Delivery Channels: Email is the only notification channel supported. Integrating chat (Slack, Teams), HTTP endpoints, and scheduler-epilog invocation would increase applicability in heterogeneous environments.
Practical and Theoretical Implications
Prompt and automated failure classification with robust artifact delivery directly minimizes wasted GPU time and aids fast remediation. At scale, this contributes to operational efficiency and energy savings, underscoring the environmental footprint of ML training. The process-boundary monitoring paradigm establishes a practical baseline for reproducible, non-intrusive observability in unmodified workloads, and the open corpus fosters community-driven expansion in capabilities.
Conclusion
GPUAlert exemplifies a principled middle ground between intrusive instrumentation and low-information scheduler mail hooks for GPU job failure diagnosis.
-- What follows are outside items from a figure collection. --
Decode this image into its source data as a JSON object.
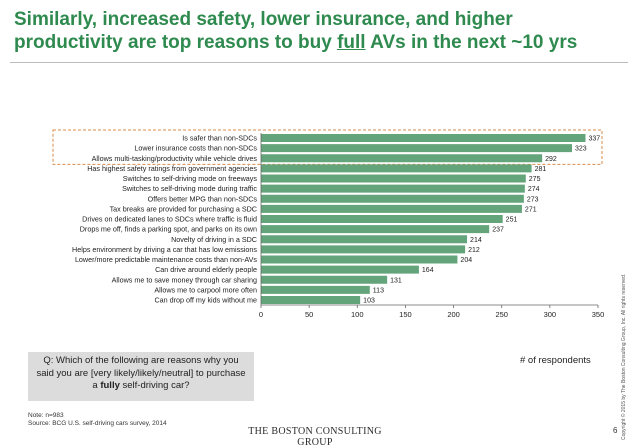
{
  "title": {
    "line1": "Similarly, increased safety, lower insurance, and higher",
    "line2_pre": "productivity are top reasons to buy ",
    "line2_underlined": "full",
    "line2_post": " AVs in the next ~10 yrs"
  },
  "question": {
    "line1": "Q: Which of the following are reasons why you",
    "line2": "said you are [very likely/likely/neutral] to purchase",
    "line3_pre": "a ",
    "line3_bold": "fully",
    "line3_post": " self-driving car?"
  },
  "notes": {
    "note": "Note: n=983",
    "source": "Source: BCG U.S. self-driving cars survey, 2014"
  },
  "footer": {
    "logo": "THE BOSTON CONSULTING GROUP",
    "page": "6",
    "copyright": "Copyright © 2015 by The Boston Consulting Group, Inc. All rights reserved."
  },
  "colors": {
    "bar": "#64a47a",
    "title": "#2e8a4e",
    "highlight_border": "#d98c4a"
  },
  "chart_data": {
    "type": "bar",
    "orientation": "horizontal",
    "categories": [
      "Is safer than non-SDCs",
      "Lower insurance costs than non-SDCs",
      "Allows multi-tasking/productivity while vehicle drives",
      "Has highest safety ratings from government agencies",
      "Switches to self-driving mode on freeways",
      "Switches to self-driving mode during traffic",
      "Offers better MPG than non-SDCs",
      "Tax breaks are provided for purchasing a SDC",
      "Drives on dedicated lanes to SDCs where traffic is fluid",
      "Drops me off, finds a parking spot, and parks on its own",
      "Novelty of driving in a SDC",
      "Helps environment by driving a car that has low emissions",
      "Lower/more predictable maintenance costs than non-AVs",
      "Can drive around elderly people",
      "Allows me to save money through car sharing",
      "Allows me to carpool more often",
      "Can drop off my kids without me"
    ],
    "values": [
      337,
      323,
      292,
      281,
      275,
      274,
      273,
      271,
      251,
      237,
      214,
      212,
      204,
      164,
      131,
      113,
      103
    ],
    "xlabel": "# of respondents",
    "xlim": [
      0,
      350
    ],
    "xticks": [
      0,
      50,
      100,
      150,
      200,
      250,
      300,
      350
    ],
    "highlighted_count": 3
  }
}
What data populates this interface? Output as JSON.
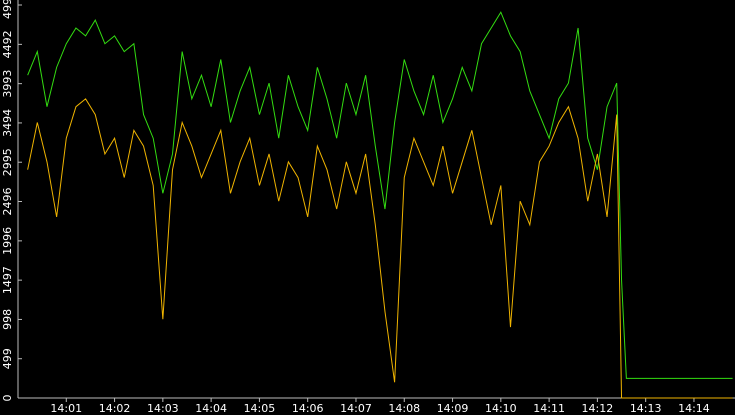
{
  "chart_data": {
    "type": "line",
    "x": [
      0.2,
      0.4,
      0.6,
      0.8,
      1,
      1.2,
      1.4,
      1.6,
      1.8,
      2,
      2.2,
      2.4,
      2.6,
      2.8,
      3,
      3.2,
      3.4,
      3.6,
      3.8,
      4,
      4.2,
      4.4,
      4.6,
      4.8,
      5,
      5.2,
      5.4,
      5.6,
      5.8,
      6,
      6.2,
      6.4,
      6.6,
      6.8,
      7,
      7.2,
      7.4,
      7.6,
      7.8,
      8,
      8.2,
      8.4,
      8.6,
      8.8,
      9,
      9.2,
      9.4,
      9.6,
      9.8,
      10,
      10.2,
      10.4,
      10.6,
      10.8,
      11,
      11.2,
      11.4,
      11.6,
      11.8,
      12,
      12.2,
      12.4,
      12.5,
      12.6,
      14.8
    ],
    "series": [
      {
        "color": "#33dd11",
        "values": [
          4100,
          4400,
          3700,
          4200,
          4500,
          4700,
          4600,
          4800,
          4500,
          4600,
          4400,
          4500,
          3600,
          3300,
          2600,
          3100,
          4400,
          3800,
          4100,
          3700,
          4300,
          3500,
          3900,
          4200,
          3600,
          4000,
          3300,
          4100,
          3700,
          3400,
          4200,
          3800,
          3300,
          4000,
          3600,
          4100,
          3200,
          2400,
          3500,
          4300,
          3900,
          3600,
          4100,
          3500,
          3800,
          4200,
          3900,
          4500,
          4700,
          4900,
          4600,
          4400,
          3900,
          3600,
          3300,
          3800,
          4000,
          4700,
          3300,
          2900,
          3700,
          4000,
          1500,
          250,
          250
        ]
      },
      {
        "color": "#f0b400",
        "values": [
          2900,
          3500,
          3000,
          2300,
          3300,
          3700,
          3800,
          3600,
          3100,
          3300,
          2800,
          3400,
          3200,
          2700,
          1000,
          2900,
          3500,
          3200,
          2800,
          3100,
          3400,
          2600,
          3000,
          3300,
          2700,
          3100,
          2500,
          3000,
          2800,
          2300,
          3200,
          2900,
          2400,
          3000,
          2600,
          3100,
          2200,
          1100,
          200,
          2800,
          3300,
          3000,
          2700,
          3200,
          2600,
          3000,
          3400,
          2800,
          2200,
          2700,
          900,
          2500,
          2200,
          3000,
          3200,
          3500,
          3700,
          3300,
          2500,
          3100,
          2300,
          3600,
          0,
          0,
          0
        ]
      }
    ],
    "xlim": [
      0,
      14.85
    ],
    "xticks": [
      {
        "value": 1,
        "label": "14:01"
      },
      {
        "value": 2,
        "label": "14:02"
      },
      {
        "value": 3,
        "label": "14:03"
      },
      {
        "value": 4,
        "label": "14:04"
      },
      {
        "value": 5,
        "label": "14:05"
      },
      {
        "value": 6,
        "label": "14:06"
      },
      {
        "value": 7,
        "label": "14:07"
      },
      {
        "value": 8,
        "label": "14:08"
      },
      {
        "value": 9,
        "label": "14:09"
      },
      {
        "value": 10,
        "label": "14:10"
      },
      {
        "value": 11,
        "label": "14:11"
      },
      {
        "value": 12,
        "label": "14:12"
      },
      {
        "value": 13,
        "label": "14:13"
      },
      {
        "value": 14,
        "label": "14:14"
      }
    ],
    "ylim": [
      0,
      4992
    ],
    "yticks": [
      0,
      499,
      998,
      1497,
      1996,
      2496,
      2995,
      3494,
      3993,
      4492,
      4992
    ]
  }
}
It delivers robust, structured failure notification without modifying training scripts or requiring persistent connectivity, achieving near-perfect classification accuracy with negligible overhead on representative hardware. Its process-boundary primitives—pre-launch log guarantee, notifier isolation, and artifact bounding—are individually standard but, in aggregate, guarantee strong correctness and usability at the per-job level. The limitations pertain primarily to hardware diversity and distributed executions, both of which are well-scoped targets for future development.
In environments with high job failure rates and operational latency sensitivity in ML workflows, GPUAlert provides a provably reliable, zero-instrumentation diagnostic framework that bridges a critical observability gap.